Fortunately, after some testing with Spark SQL, it seems that this
behavior doesn't cause data corruption. If a user does know that a field
is a Thrift BINARY, she can always do a SQL type casting and everything
goes fine.
So the only annoying parts is that, there can be temporary string
objects which are expected to be UTF-8 by both Parquet and Spark SQL,
but they actually contain random bytes which may have invalid UTF-8 byte
sequence(s). For now I tend to just live with it...
Cheng
On 7/7/15 1:28 PM, Ryan Blue wrote:
We had a bug report about this a while back and I wrote some tests to
verify that the binary behavior was correct:
https://github.com/apache/parquet-mr/pull/145/files
I believe that Thrift binary is correctly stored as binary and Thrift
String is correctly stored as binary (UTF8). Is that not the case?

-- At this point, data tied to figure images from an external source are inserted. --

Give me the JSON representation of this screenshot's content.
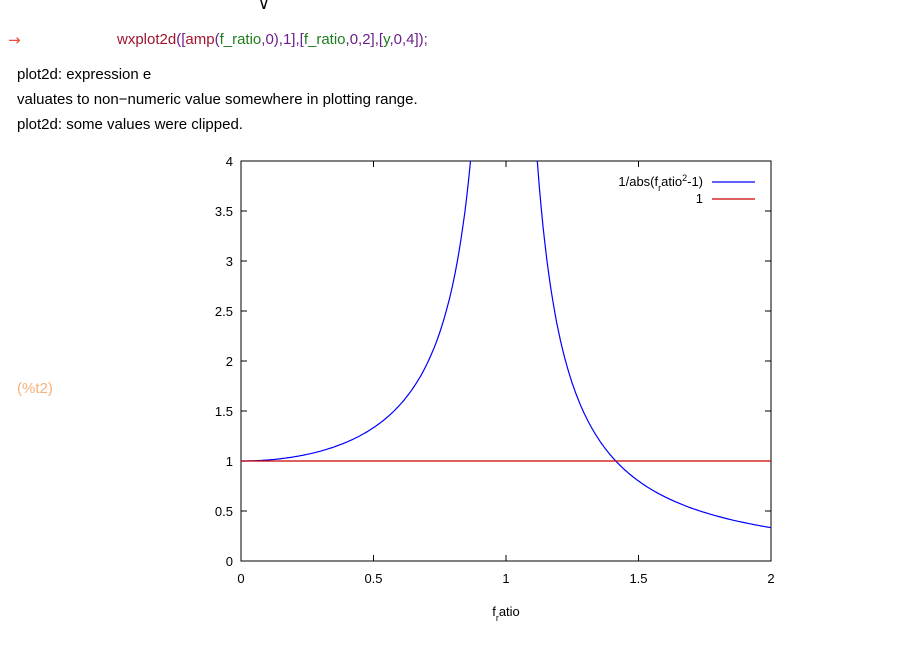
{
  "input": {
    "arrow": "→",
    "tokens": [
      {
        "text": "wxplot2d",
        "cls": "fn"
      },
      {
        "text": "([",
        "cls": "punc"
      },
      {
        "text": "amp",
        "cls": "fn"
      },
      {
        "text": "(",
        "cls": "punc"
      },
      {
        "text": "f_ratio",
        "cls": "arg"
      },
      {
        "text": ",",
        "cls": "punc"
      },
      {
        "text": "0",
        "cls": "num"
      },
      {
        "text": "),",
        "cls": "punc"
      },
      {
        "text": "1",
        "cls": "num"
      },
      {
        "text": "],[",
        "cls": "punc"
      },
      {
        "text": "f_ratio",
        "cls": "arg"
      },
      {
        "text": ",",
        "cls": "punc"
      },
      {
        "text": "0",
        "cls": "num"
      },
      {
        "text": ",",
        "cls": "punc"
      },
      {
        "text": "2",
        "cls": "num"
      },
      {
        "text": "],[",
        "cls": "punc"
      },
      {
        "text": "y",
        "cls": "arg"
      },
      {
        "text": ",",
        "cls": "punc"
      },
      {
        "text": "0",
        "cls": "num"
      },
      {
        "text": ",",
        "cls": "punc"
      },
      {
        "text": "4",
        "cls": "num"
      },
      {
        "text": "]);",
        "cls": "punc"
      }
    ]
  },
  "messages": [
    "plot2d: expression e",
    "valuates to non−numeric value somewhere in plotting range.",
    "plot2d: some values were clipped."
  ],
  "output_label": "(%t2)",
  "chart_data": {
    "type": "line",
    "xlabel_base": "f",
    "xlabel_sub": "r",
    "xlabel_rest": "atio",
    "xlim": [
      0,
      2
    ],
    "ylim": [
      0,
      4
    ],
    "x_ticks": [
      "0",
      "0.5",
      "1",
      "1.5",
      "2"
    ],
    "y_ticks": [
      "0",
      "0.5",
      "1",
      "1.5",
      "2",
      "2.5",
      "3",
      "3.5",
      "4"
    ],
    "x_tick_values": [
      0,
      0.5,
      1,
      1.5,
      2
    ],
    "y_tick_values": [
      0,
      0.5,
      1,
      1.5,
      2,
      2.5,
      3,
      3.5,
      4
    ],
    "legend_position": "top-right",
    "series": [
      {
        "name_parts": [
          "1/abs(f",
          "r",
          "atio",
          "2",
          "-1)"
        ],
        "color": "#0000ff",
        "x": [
          0,
          0.1,
          0.2,
          0.3,
          0.4,
          0.5,
          0.6,
          0.7,
          0.75,
          0.8,
          0.85,
          0.866,
          1.118,
          1.15,
          1.2,
          1.3,
          1.4,
          1.414,
          1.5,
          1.6,
          1.7,
          1.8,
          1.9,
          2.0
        ],
        "y": [
          1,
          1.0101,
          1.0417,
          1.0989,
          1.1905,
          1.3333,
          1.5625,
          1.9608,
          2.2857,
          2.7778,
          3.6036,
          4.0,
          4.0,
          3.096,
          2.2727,
          1.4493,
          1.0417,
          1.0,
          0.8,
          0.641,
          0.5291,
          0.4464,
          0.3831,
          0.3333
        ]
      },
      {
        "name": "1",
        "color": "#cc0000",
        "x": [
          0,
          2
        ],
        "y": [
          1,
          1
        ]
      }
    ]
  }
}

Could you write a Thrift schema conversion unit test that demonstrates
the case you're talking about here?
rb
On 07/07/2015 01:19 PM, Cheng Lian wrote:
Hi all,
I’m working on Spark SQL Parquet support. While doing compatibility test
with parquet-thrift, I noticed that parquet-thrift always treats Thrift
BINARY types as UTF-8 strings. But this isn’t Parquet’s fault, because
Thrift doesn’t even have a genuine BINARY type at all. Below is quoted
from Thrift docs <https://thrift.apache.org/docs/types>:
Base Types
…
* string: A text string encoded using UTF-8 encoding
…
Special Types
binary: a sequence of unencoded bytes
N.B.: This is currently a specialized form of the string type above,
added to provide better interoperability with Java. The current
plan-of-record is to elevate this to a base type at some point.

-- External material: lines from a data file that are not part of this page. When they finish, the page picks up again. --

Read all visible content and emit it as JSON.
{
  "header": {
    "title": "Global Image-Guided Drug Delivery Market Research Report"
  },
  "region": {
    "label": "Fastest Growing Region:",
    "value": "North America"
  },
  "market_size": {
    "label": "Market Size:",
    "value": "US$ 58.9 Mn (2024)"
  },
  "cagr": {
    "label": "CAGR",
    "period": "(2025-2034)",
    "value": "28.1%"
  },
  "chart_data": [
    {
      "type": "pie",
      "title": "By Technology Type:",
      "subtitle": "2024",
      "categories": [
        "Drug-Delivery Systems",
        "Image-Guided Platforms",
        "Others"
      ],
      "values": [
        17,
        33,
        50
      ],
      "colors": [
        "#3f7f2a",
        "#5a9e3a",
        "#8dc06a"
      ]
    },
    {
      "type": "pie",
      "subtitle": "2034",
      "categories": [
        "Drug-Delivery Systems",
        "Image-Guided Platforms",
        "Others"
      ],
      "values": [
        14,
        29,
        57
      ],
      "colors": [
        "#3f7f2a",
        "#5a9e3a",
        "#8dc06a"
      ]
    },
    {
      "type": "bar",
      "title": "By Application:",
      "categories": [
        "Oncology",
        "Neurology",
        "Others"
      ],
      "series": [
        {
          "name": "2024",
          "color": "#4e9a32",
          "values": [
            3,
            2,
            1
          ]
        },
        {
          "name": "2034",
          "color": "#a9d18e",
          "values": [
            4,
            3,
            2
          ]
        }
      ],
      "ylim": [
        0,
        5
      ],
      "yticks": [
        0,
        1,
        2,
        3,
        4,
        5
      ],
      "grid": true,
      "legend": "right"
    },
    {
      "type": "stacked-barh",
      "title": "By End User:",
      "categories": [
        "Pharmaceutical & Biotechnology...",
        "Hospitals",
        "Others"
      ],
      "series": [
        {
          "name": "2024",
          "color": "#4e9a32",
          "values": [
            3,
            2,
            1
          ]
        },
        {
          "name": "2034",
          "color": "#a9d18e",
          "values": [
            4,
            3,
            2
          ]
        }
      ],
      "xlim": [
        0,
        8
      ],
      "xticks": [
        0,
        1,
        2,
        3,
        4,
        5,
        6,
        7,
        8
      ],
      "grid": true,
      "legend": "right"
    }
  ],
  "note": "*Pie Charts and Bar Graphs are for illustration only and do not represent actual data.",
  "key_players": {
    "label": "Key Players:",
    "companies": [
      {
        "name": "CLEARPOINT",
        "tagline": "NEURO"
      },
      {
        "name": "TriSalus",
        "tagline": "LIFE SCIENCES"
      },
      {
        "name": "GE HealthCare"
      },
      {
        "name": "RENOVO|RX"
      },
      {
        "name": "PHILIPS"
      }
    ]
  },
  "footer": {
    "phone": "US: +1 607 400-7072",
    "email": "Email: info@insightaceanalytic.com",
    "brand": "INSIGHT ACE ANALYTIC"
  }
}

I think this implies we can’t treat Thrift STRING as |BINARY (UTF8)| in
parquet-thrift, since it may contain unencoded random bytes. My proposal
here is to always treat Thrift STRING as raw Parquet BINARY without any
annotation. But still need to think about backwards compatibility
though. Thoughts?
Will try to give a minimum test case for this later.
Cheng